Reduction or Expansion of the Number of Nuclear Weapons?

CCNS NEWS UPDATE

Runs 12/5/14 through 12/12/14

(THEME UP AND UNDER) This is the CCNS News Update, an overview of the latest nuclear safety issues, brought to you every week by Concerned Citizens for Nuclear Safety. Here is this week’s top headline:

  • Reduction or Expansion of the Number of Nuclear Weapons?

The push and pull about what to do with the number of nuclear weapons in the U.S. stockpile is making headlines across the country, while at the same time the National Nuclear Security Administration (NNSA) is asking Los Alamos National Laboratory (LANL) to examine whether the Chemistry and Metallurgy Research Replacement (CMRR) Project radiological laboratory can withstand an 47-fold increase in the amount of plutonium-239 allowed.

Senator Dianne Feinstein wrote a Washington Post editorial entitled, “America’s nuclear arsenal is unnecessarily and unsustainably large.”  http://www.washingtonpost.com/opinions/dianne-feinstein-our-large-nuclear-arsenal-is-unnecessary-and-unsustainable/2014/12/03/1f835ed0-7320-11e4-9c9f-a37e29e80cd5_story.html  She referenced that the Congressional Budget Office estimates the U.S. will spend $355 billion over the next decade on nuclear weapons, and the James Martin Center for Nonproliferation Studies estimates the U.S. will spend $1 trillion over the next three decades for new weapons facilities, nuclear-capable submarines, and long-range bombers.

She argues that the U.S. should reduce the number of backup nuclear weapons from two for each of the 4,804 active weapons in the stockpile.
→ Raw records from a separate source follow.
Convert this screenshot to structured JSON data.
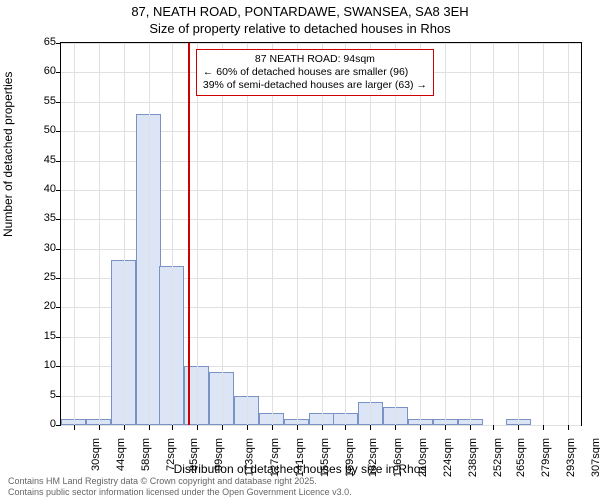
{
  "title_line1": "87, NEATH ROAD, PONTARDAWE, SWANSEA, SA8 3EH",
  "title_line2": "Size of property relative to detached houses in Rhos",
  "chart": {
    "type": "histogram",
    "ylabel": "Number of detached properties",
    "xlabel": "Distribution of detached houses by size in Rhos",
    "ylim": [
      0,
      65
    ],
    "ytick_step": 5,
    "yticks": [
      0,
      5,
      10,
      15,
      20,
      25,
      30,
      35,
      40,
      45,
      50,
      55,
      60,
      65
    ],
    "xtick_labels": [
      "30sqm",
      "44sqm",
      "58sqm",
      "72sqm",
      "85sqm",
      "99sqm",
      "113sqm",
      "127sqm",
      "141sqm",
      "155sqm",
      "169sqm",
      "182sqm",
      "196sqm",
      "210sqm",
      "224sqm",
      "238sqm",
      "252sqm",
      "265sqm",
      "279sqm",
      "293sqm",
      "307sqm"
    ],
    "bars": [
      {
        "x": 30,
        "h": 1
      },
      {
        "x": 44,
        "h": 1
      },
      {
        "x": 58,
        "h": 28
      },
      {
        "x": 72,
        "h": 53
      },
      {
        "x": 85,
        "h": 27
      },
      {
        "x": 99,
        "h": 10
      },
      {
        "x": 113,
        "h": 9
      },
      {
        "x": 127,
        "h": 5
      },
      {
        "x": 141,
        "h": 2
      },
      {
        "x": 155,
        "h": 1
      },
      {
        "x": 169,
        "h": 2
      },
      {
        "x": 182,
        "h": 2
      },
      {
        "x": 196,
        "h": 4
      },
      {
        "x": 210,
        "h": 3
      },
      {
        "x": 224,
        "h": 1
      },
      {
        "x": 238,
        "h": 1
      },
      {
        "x": 252,
        "h": 1
      },
      {
        "x": 265,
        "h": 0
      },
      {
        "x": 279,
        "h": 1
      },
      {
        "x": 293,
        "h": 0
      },
      {
        "x": 307,
        "h": 0
      }
    ],
    "bar_color": "#dce5f5",
    "bar_border_color": "#7a93c4",
    "background_color": "#ffffff",
    "grid_color": "#e0e0e0",
    "reference_line_x": 94,
    "reference_line_color": "#d00000",
    "annotation": {
      "line1": "87 NEATH ROAD: 94sqm",
      "line2": "← 60% of detached houses are smaller (96)",
      "line3": "39% of semi-detached houses are larger (63) →",
      "border_color": "#d00000"
    },
    "x_domain": [
      23,
      314
    ]
  },
  "footer_line1": "Contains HM Land Registry data © Crown copyright and database right 2025.",
  "footer_line2": "Contains public sector information licensed under the Open Government Licence v3.0."
}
Senator Feinstein concludes, “We can reduce these reserve weapons without the painstaking task of negotiating further arms-control treaties. We can do so without negatively affecting our national security or our global deterrence. And doing so could save hundreds of millions of dollars a year.”

Recently, the NNSA, a semi-autonomous agency within the Department of Energy (DOE), sent a memo to LANL requesting an analysis about whether it would be possible to increase the amount of plutonium used in the new CMRR Radiological Laboratory Utility Office Building (RLUOB) from 38.6 grams to 400 grams of plutonium-239. http://www.dnfsb.gov/sites/default/files/Board%20Activities/Reports/Site%20Rep%20Weekly%20Reports/Los%20Alamos%20National%20Laboratory/2014/wr_20141024_65.pdf  Four hundred grams is equivalent to a little more than 14 ounces, or nearly a pound. Because Plutonium-239 is used its nuclear weapons, it is considered a “special” nuclear material.

The RLUOB is the first facility built in the CMRR Project, a DOE proposal to increase the manufacture of plutonium triggers for nuclear weapons from 20 per year to 50 to 80 per year. Since 2003, when the CMRR Project was first proposed, many have opposed it.

The amount of plutonium allowed in the RLUOB was first limited to 8.4 grams, or about one-third of an ounce. But NNSA recently gave itself permission to increase that amount to 38.6 grams, all without any type of public process.

The memo asks LANL to consider changing the status of the RLUOB from a radiological facility to a Hazard Category 3 nuclear facility. But DOE and NNSA explicitly stated in its 2011 final environmental impact statement, “NNSA would not operate RLUOB as anything other than a radiological facility, which would significantly limit the total quantity of special nuclear material that could be handled in the building.”

LANL has five months to complete the analysis.